On nights when I was banished from the dinner table, I’d hide there and wait for them to move out into the sunroom to watch TV Donald would be first, then Ruthie would follow, sucking on her stuffed zebra and climbing up on the end of the couch to rock. I hated that couch. I wouldn’t even sit on it; I’d rather have sat on the floor or the footstool than on that dumb couch. It was stupid and ugly and I wished Mother would get rid of it, toss it out on trash day and replace it with something nice, something soft and smooth and comfortable, something to sink into, something covered with pink flowers, not that scratchy brown tweedy stuff. It hurt. It hurt to sit on it, it hurt to look at it, I hated it and I wished Goober would pee all over it so Mother would have to get a new one.
Ruthie didn’t seem to mind.

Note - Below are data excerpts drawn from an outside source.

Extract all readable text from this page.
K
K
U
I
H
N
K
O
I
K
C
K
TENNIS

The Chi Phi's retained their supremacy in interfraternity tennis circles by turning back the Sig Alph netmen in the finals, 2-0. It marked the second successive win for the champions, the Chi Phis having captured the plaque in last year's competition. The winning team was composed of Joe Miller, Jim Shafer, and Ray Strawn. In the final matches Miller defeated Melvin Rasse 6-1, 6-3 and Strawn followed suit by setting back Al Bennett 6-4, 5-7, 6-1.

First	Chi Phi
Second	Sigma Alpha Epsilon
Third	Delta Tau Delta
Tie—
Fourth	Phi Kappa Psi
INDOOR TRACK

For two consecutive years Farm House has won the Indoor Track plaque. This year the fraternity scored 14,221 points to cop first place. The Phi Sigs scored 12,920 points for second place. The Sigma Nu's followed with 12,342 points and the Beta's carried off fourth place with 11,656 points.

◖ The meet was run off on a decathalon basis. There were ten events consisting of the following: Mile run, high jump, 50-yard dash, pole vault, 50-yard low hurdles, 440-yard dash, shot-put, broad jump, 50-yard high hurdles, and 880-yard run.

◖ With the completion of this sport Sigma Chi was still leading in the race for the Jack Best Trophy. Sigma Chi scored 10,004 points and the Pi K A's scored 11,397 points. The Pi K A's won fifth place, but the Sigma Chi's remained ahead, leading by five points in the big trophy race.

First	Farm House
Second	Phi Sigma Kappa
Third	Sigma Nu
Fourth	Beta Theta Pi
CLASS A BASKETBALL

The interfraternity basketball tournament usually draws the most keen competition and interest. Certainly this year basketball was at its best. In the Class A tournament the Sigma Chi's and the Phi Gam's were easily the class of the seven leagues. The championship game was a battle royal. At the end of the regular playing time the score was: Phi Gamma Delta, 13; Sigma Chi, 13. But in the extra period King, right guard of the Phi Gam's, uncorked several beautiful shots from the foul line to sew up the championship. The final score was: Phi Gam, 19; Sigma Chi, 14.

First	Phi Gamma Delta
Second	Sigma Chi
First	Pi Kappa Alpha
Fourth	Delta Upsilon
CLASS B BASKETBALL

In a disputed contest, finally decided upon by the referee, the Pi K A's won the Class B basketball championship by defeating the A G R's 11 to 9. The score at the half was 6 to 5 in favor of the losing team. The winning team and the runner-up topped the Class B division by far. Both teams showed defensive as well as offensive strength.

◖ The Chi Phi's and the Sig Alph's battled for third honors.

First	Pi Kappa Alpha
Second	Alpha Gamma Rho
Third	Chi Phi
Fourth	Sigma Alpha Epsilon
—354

She’d put her hands on the armrest and start rocking back and forth, back and forth, for hours. She’d done it all her life, practically since the day Mother brought her home from the hospital. “Sweet dreams,” Mother used to say as Donald and I trudged upstairs after I Love Lucy, and I’d lie in my dreamy white four-poster bed, listening to Ruthie across the hall, pounding her crib against the wall with an impossible fury “How can a two-year-old have that much strength?” I had asked Mother and she said it was normal for children to rock in their cribs. “Rock, yes,” I said, “not break through the wall like a tank!” Hoo-WHOP! Hoo-WHOP! Hoo-WHOP! Hours and hours of it—rhythmic, monotonous pounding like cannibal drums, Hoo-WHOP! “I think you’d better get her checked,” I told Mother. “I think there’s something wrong with her.” But Mother said that was nonsense, of course there was nothing wrong with her, how could there be? She was just a child, a perfectly well-adjusted child and I ought to be ashamed of myself for suggesting anything to the contrary.